Someone smarter (than@you.com) isnt even worth the response time.

When you connect the dots you have a lot of lines.

Brilliant assessment! (Not!)

It even flies in the face of CIA information gathering strategy ...

"We teach a concept called open source and public domain intelligence -- that is, taking what is in the public domain and creating new knowledge by analysis and interpretation," he said. "If you spend 20 percent of your intelligence budget on open source intelligence you'll be able to answer 70 percent of the boss's questions." (Check out Wired News for the link).

But, of course, that would be connecting the dots too much, for you. Wouldnt it?

Got logic? (No evidence so far from you).

Do your homework, or not. However, I will now exercise my right to ignore your stunningly inaccurate assessments.

Diane

-- Diane J. Squire (sacredspaces@yahoo.com), March 10, 1999.

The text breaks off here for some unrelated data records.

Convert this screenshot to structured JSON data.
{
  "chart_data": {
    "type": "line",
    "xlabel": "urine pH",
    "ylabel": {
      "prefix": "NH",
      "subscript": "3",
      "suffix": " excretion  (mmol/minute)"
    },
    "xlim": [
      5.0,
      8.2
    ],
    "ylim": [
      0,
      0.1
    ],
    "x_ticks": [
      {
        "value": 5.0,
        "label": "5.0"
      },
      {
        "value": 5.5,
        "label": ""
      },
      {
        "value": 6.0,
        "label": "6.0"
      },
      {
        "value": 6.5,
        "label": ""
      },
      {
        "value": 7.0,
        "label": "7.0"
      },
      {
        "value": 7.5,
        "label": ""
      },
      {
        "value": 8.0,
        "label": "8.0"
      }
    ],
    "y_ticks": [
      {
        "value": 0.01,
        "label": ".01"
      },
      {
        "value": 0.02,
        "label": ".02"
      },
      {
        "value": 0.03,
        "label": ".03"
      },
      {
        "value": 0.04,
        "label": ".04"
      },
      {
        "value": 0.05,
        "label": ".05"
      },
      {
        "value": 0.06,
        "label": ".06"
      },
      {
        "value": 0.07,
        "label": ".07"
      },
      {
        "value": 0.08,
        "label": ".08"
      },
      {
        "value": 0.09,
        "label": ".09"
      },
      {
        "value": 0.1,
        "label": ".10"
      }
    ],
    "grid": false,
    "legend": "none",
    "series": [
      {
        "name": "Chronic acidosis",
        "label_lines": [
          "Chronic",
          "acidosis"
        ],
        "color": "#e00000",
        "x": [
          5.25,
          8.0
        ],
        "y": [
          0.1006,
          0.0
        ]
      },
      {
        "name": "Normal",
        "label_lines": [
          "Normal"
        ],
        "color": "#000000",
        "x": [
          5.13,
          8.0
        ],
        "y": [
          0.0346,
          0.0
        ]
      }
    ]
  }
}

Darn, "someone smarter", I was hoping you would actually attempt to answer some of those questions. Instead you make a lot of assumptions about me, the primary one appearing to be that I'm unable to think myself out of a cardboard box.

The actual thread is about Hamre's testimony. I assume Diane has, and I KNOW have done enough research to question some of that testimony.

If you retreat back into your "no comment upon anything you don't absolutely know about pose", I strongly suggest you keep your comments about my powers of observation, propriaty and your guesses about me personally or what you suppose my agenda to be, to yourself.

Please comment upon Hamre's testimony all you want or if you have done enough research to even be able to. I for one would love a good discussion about that testimony!

-- Mitchell Barnes (spanda@inreach.com), March 10, 1999.


thanks, Diane, for taking the time to go through loooong stuff like this to help us prepare. BTW, did anybody else notice there are apparently now 54 states plus territories plus DeeCee? did i miss something, like the addition of Puerto Rico or something?